Embittered, Jim turns to professional baseball and football to earn a living. He and Margaret have a son, and he envisions Jim Jr. following in his footsteps and recapturing the glory that had been stolen from him. However, Jim Jr. dies while Jim is away in Chicago with the Canton Bulldogs, sending him into a downward spiral, and Margaret eventually leaves him.

Pop finds Jim working as a lowly announcer at a dance marathon. Pop offers him a ticket to the opening of the 1932 Olympics, but Jim tears it. Later, he tapes it together and attends the ceremony. He reconciles with Pop and his resentment dissolves.

One day, Jim's car crushes a football belonging to a group of kids, so he buys a new one and presents it to them. Watching them play, he offers guidance, and they ask him to become their coach, lifting his spirits.

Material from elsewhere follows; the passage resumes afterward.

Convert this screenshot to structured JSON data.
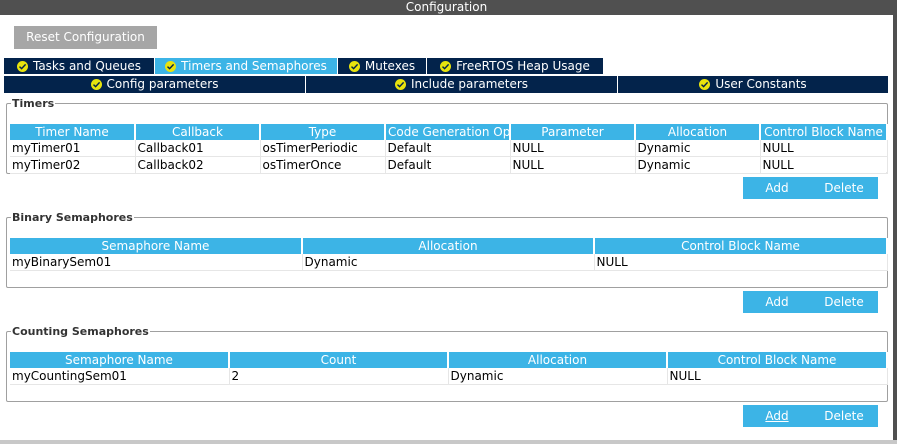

At the banquet, Jim is inducted into the Oklahoma Hall of Fame.

==Cast==
- Burt Lancaster as Jim Thorpe
- Billy Gray as Jim Thorpe as a child
- Charles Bickford as Glenn S. "Pop" Warner
- Steve Cochran as Peter Allendine
- Phyllis Thaxter as Margaret Miller
- Dick Wesson as Ed Guyac
- Jack Bighead as Little Boy Who Walk Like Bear
- Sonny Chorre as Wally Denny
- Al Mejia as Louis Tewanema
- Hubie Kerns as Tom Ashenbrunner
- Eula Morgan as Charlotte Thorpe
- Jack Baston as King Gustav (uncredited)
- Jim Thorpe as Coaching Assistant (uncredited)

==Production==
Bacone College, a university serving the Indian tribes of the area in Muskogee, Oklahoma, was photographed as the Carlisle Indian Industrial School for the film.

== Reception ==
In a contemporary review for The New York Times, critic A. H. Weiler called the film "a disturbingly standard history" and wrote: "It is a story recognizable from former film performances and not from the unique Thorpe's life. That, in itself, is unfortunate. For Michael Curtiz, the director, as well as the cast and scenarists, have not glorified their subject beyond credibility. They have indicated that Thorpe's career was not one long series of triumphs but was studded with setbacks that kept him from his ambition to coach—defeats that would have broken a lesser man sooner. But, in following that format, the excitement inherent in such a colorful existence is, except for the earlier portions of the film, familiar and not especially dramatic."